I've always been curious why we need a stand alone package for parsing haskell code? Last time I tried to use haskell-src-exts (admittedly several years ago), it was out of date and didn't support the extensions I wanted. It seems like the ideal solution would be to have GHC's parsing code exposed as a library. And this library would be compatible with template haskell. Is there some technical reason why this is inherently difficult? Or is it just an accident of history that things didn't develop that way? On Tue, Jun 30, 2015 at 11:54 PM, Christian Marie <christian@ponies.io> wrote:
On Mon, Jun 29, 2015 at 01:13:54PM +0100, Matthew Pickering wrote:
There are a large number of untriaged pull requests and issues currently open on the issue tracker for haskell-src-exts.

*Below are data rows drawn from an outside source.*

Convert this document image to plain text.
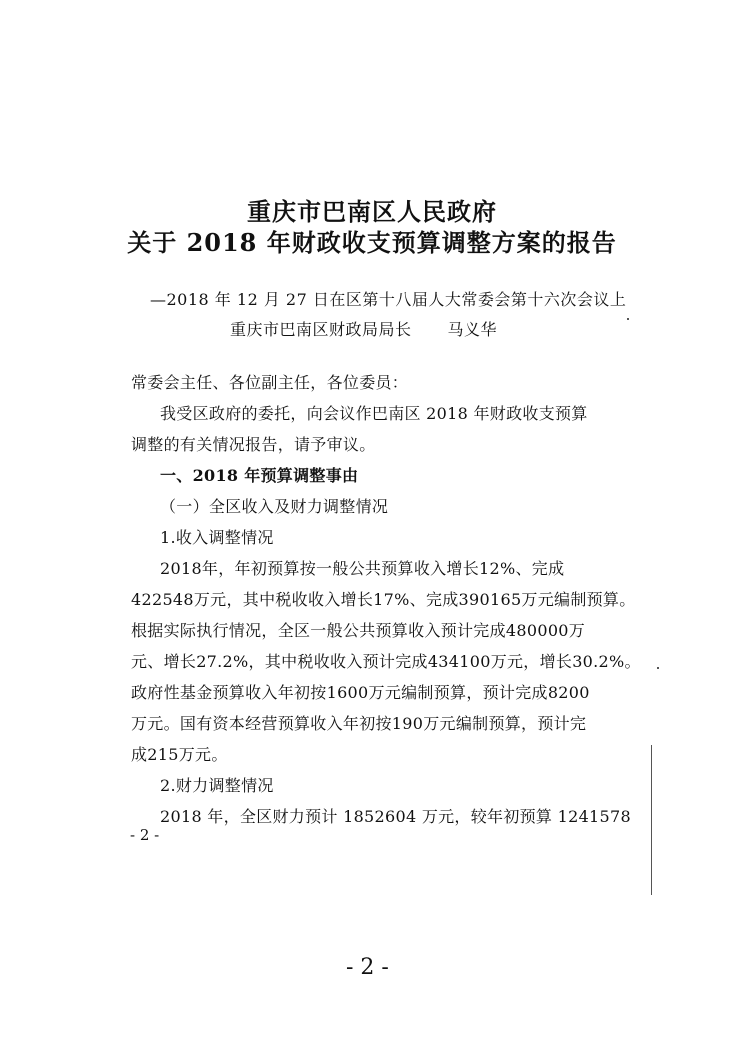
重庆市巴南区人民政府
关于 2018 年财政收支预算调整方案的报告
—2018 年 12 月 27 日在区第十八届人大常委会第十六次会议上
重庆市巴南区财政局局长 马义华
常委会主任、各位副主任，各位委员：
我受区政府的委托，向会议作巴南区 2018 年财政收支预算
调整的有关情况报告，请予审议。
一、2018 年预算调整事由
（一）全区收入及财力调整情况
1.收入调整情况
2018年，年初预算按一般公共预算收入增长12%、完成
422548万元，其中税收收入增长17%、完成390165万元编制预算。
根据实际执行情况，全区一般公共预算收入预计完成480000万
元、增长27.2%，其中税收收入预计完成434100万元，增长30.2%。
政府性基金预算收入年初按1600万元编制预算，预计完成8200
万元。国有资本经营预算收入年初按190万元编制预算，预计完
成215万元。
2.财力调整情况
2018 年，全区财力预计 1852604 万元，较年初预算 1241578
- 2 -
- 2 -
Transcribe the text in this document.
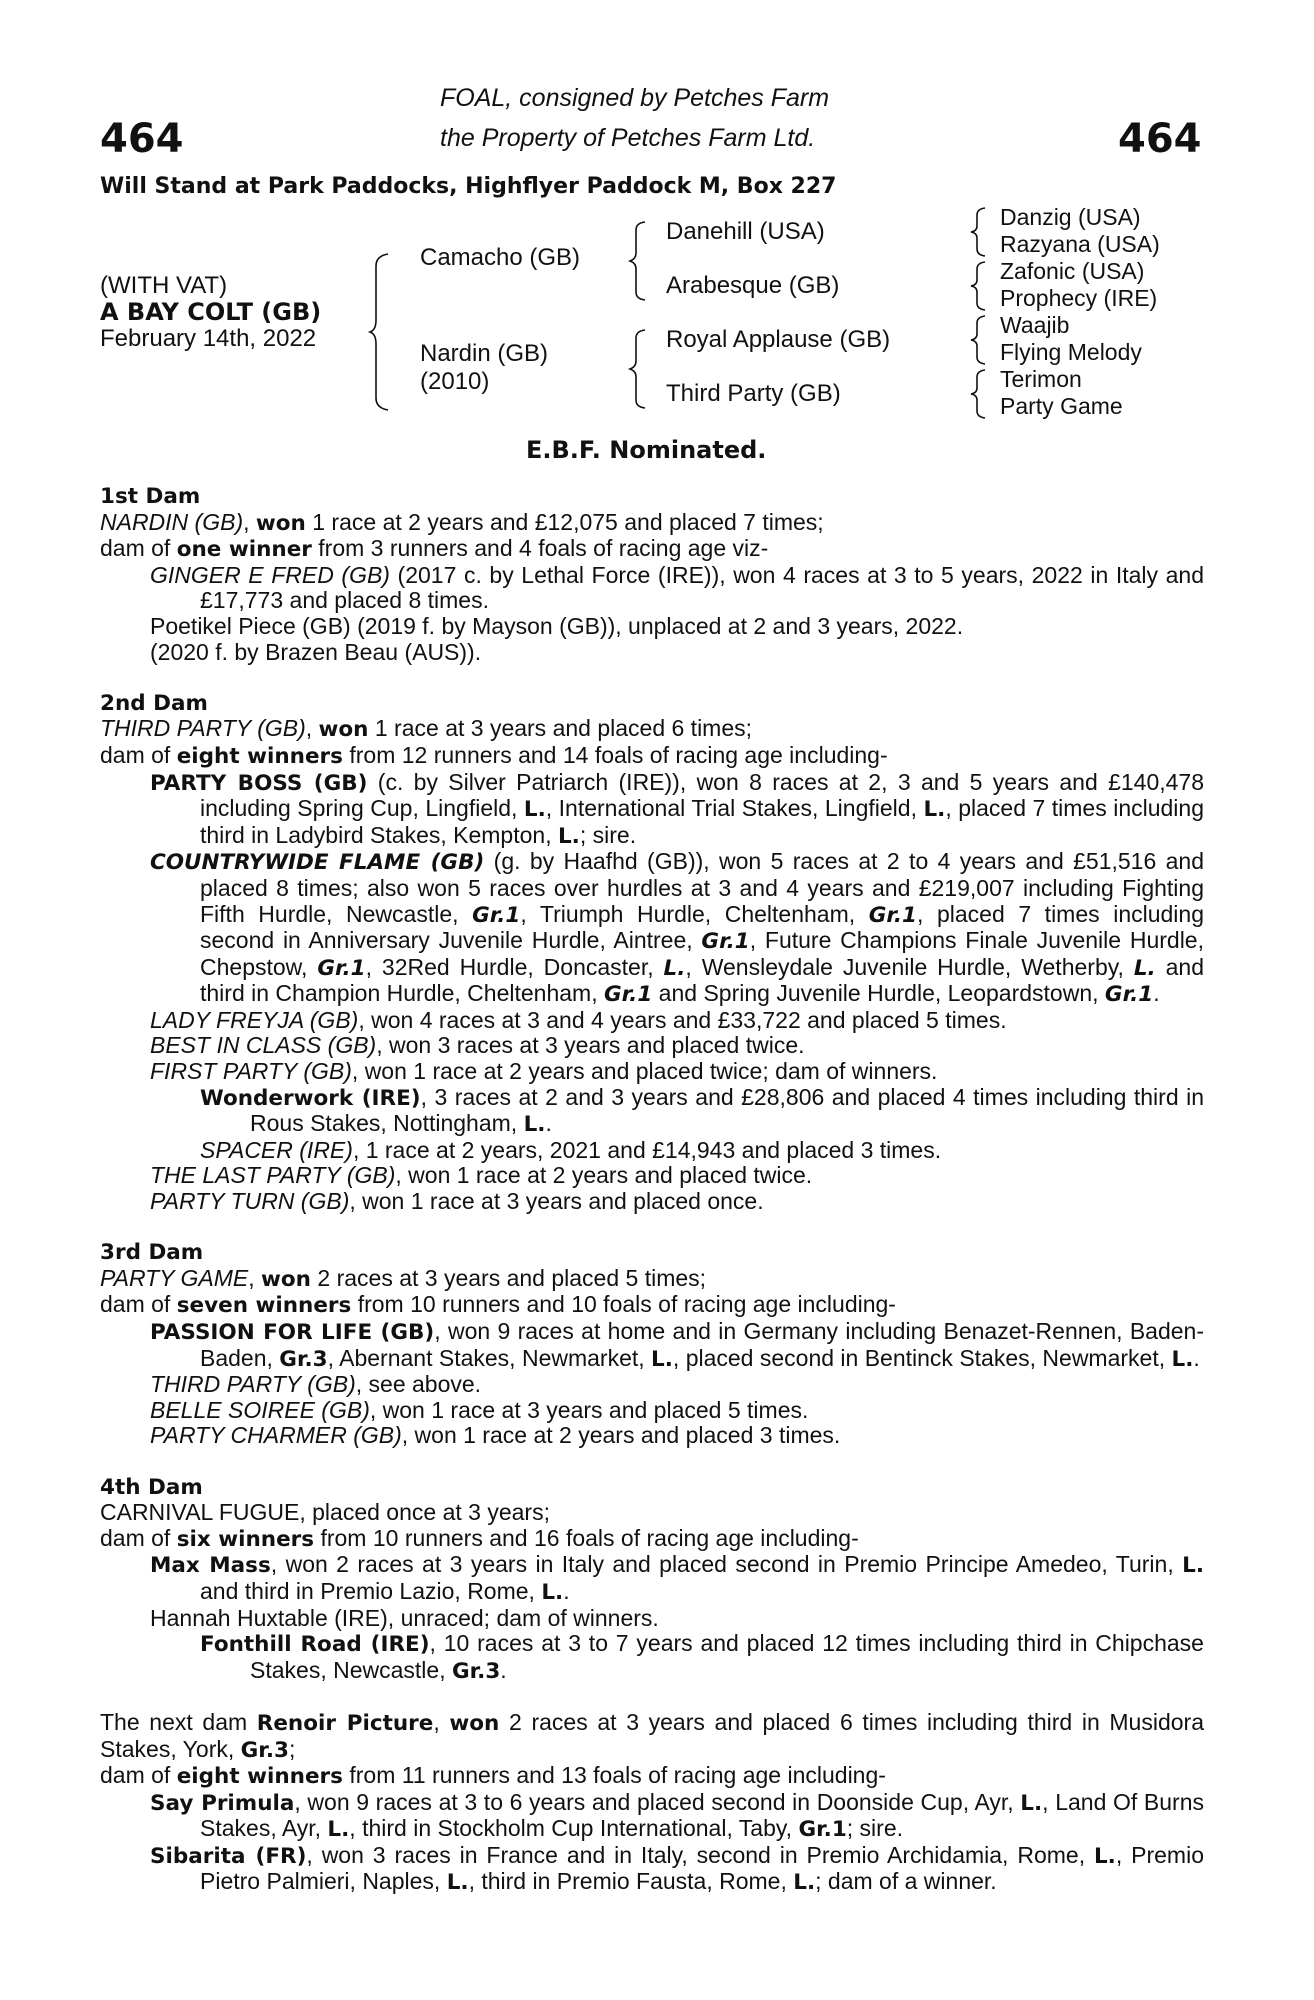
464	464
FOAL, consigned by Petches Farm
the Property of Petches Farm Ltd.
Will Stand at Park Paddocks, Highflyer Paddock M, Box 227
(WITH VAT)
A BAY COLT (GB)
February 14th, 2022
Camacho (GB)
Nardin (GB)
(2010)
Danehill (USA)
Arabesque (GB)
Royal Applause (GB)
Third Party (GB)
Danzig (USA)
Razyana (USA)
Zafonic (USA)
Prophecy (IRE)
Waajib
Flying Melody
Terimon
Party Game
E.B.F. Nominated.

1st Dam

NARDIN (GB), won 1 race at 2 years and £12,075 and placed 7 times;

dam of one winner from 3 runners and 4 foals of racing age viz-

GINGER E FRED (GB) (2017 c. by Lethal Force (IRE)), won 4 races at 3 to 5 years, 2022 in Italy and £17,773 and placed 8 times.

Poetikel Piece (GB) (2019 f. by Mayson (GB)), unplaced at 2 and 3 years, 2022.

(2020 f. by Brazen Beau (AUS)).

2nd Dam

THIRD PARTY (GB), won 1 race at 3 years and placed 6 times;

dam of eight winners from 12 runners and 14 foals of racing age including-

PARTY BOSS (GB) (c. by Silver Patriarch (IRE)), won 8 races at 2, 3 and 5 years and £140,478 including Spring Cup, Lingfield, L., International Trial Stakes, Lingfield, L., placed 7 times including third in Ladybird Stakes, Kempton, L.; sire.

COUNTRYWIDE FLAME (GB) (g. by Haafhd (GB)), won 5 races at 2 to 4 years and £51,516 and placed 8 times; also won 5 races over hurdles at 3 and 4 years and £219,007 including Fighting Fifth Hurdle, Newcastle, Gr.1, Triumph Hurdle, Cheltenham, Gr.1, placed 7 times including second in Anniversary Juvenile Hurdle, Aintree, Gr.1, Future Champions Finale Juvenile Hurdle, Chepstow, Gr.1, 32Red Hurdle, Doncaster, L., Wensleydale Juvenile Hurdle, Wetherby, L. and third in Champion Hurdle, Cheltenham, Gr.1 and Spring Juvenile Hurdle, Leopardstown, Gr.1.

LADY FREYJA (GB), won 4 races at 3 and 4 years and £33,722 and placed 5 times.

BEST IN CLASS (GB), won 3 races at 3 years and placed twice.

FIRST PARTY (GB), won 1 race at 2 years and placed twice; dam of winners.

Wonderwork (IRE), 3 races at 2 and 3 years and £28,806 and placed 4 times including third in Rous Stakes, Nottingham, L..

SPACER (IRE), 1 race at 2 years, 2021 and £14,943 and placed 3 times.

THE LAST PARTY (GB), won 1 race at 2 years and placed twice.

PARTY TURN (GB), won 1 race at 3 years and placed once.

3rd Dam

PARTY GAME, won 2 races at 3 years and placed 5 times;

dam of seven winners from 10 runners and 10 foals of racing age including-

PASSION FOR LIFE (GB), won 9 races at home and in Germany including Benazet-Rennen, Baden-Baden, Gr.3, Abernant Stakes, Newmarket, L., placed second in Bentinck Stakes, Newmarket, L..

THIRD PARTY (GB), see above.

BELLE SOIREE (GB), won 1 race at 3 years and placed 5 times.

PARTY CHARMER (GB), won 1 race at 2 years and placed 3 times.

4th Dam

CARNIVAL FUGUE, placed once at 3 years;

dam of six winners from 10 runners and 16 foals of racing age including-

Max Mass, won 2 races at 3 years in Italy and placed second in Premio Principe Amedeo, Turin, L. and third in Premio Lazio, Rome, L..

Hannah Huxtable (IRE), unraced; dam of winners.

Fonthill Road (IRE), 10 races at 3 to 7 years and placed 12 times including third in Chipchase Stakes, Newcastle, Gr.3.

The next dam Renoir Picture, won 2 races at 3 years and placed 6 times including third in Musidora Stakes, York, Gr.3;

dam of eight winners from 11 runners and 13 foals of racing age including-

Say Primula, won 9 races at 3 to 6 years and placed second in Doonside Cup, Ayr, L., Land Of Burns Stakes, Ayr, L., third in Stockholm Cup International, Taby, Gr.1; sire.

Sibarita (FR), won 3 races in France and in Italy, second in Premio Archidamia, Rome, L., Premio Pietro Palmieri, Naples, L., third in Premio Fausta, Rome, L.; dam of a winner.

The tool is widely used by tool writers but the last commit to the project is now over 6 months ago.
I was about to post this exact message after searching around for a good hour.
1. Does anyone know if Niklas or Peter plan to return to the project?
I didn't contact them directly. I'm not so sure if Nicklas is active at all.
2. Is there anyone else who is interested in updating the HSE parser?
Yes, I've got at least one fix I'd like to make myself and I'd be happy to do some triaging and releasing too. Most of the PRs look pretty good.
Roman Cheplyaka is a maintainer on hackage, hopefully he sees and knows something aobut this.
I'll email some people in the haskell suite group directly if this thread doesn't go anywhere.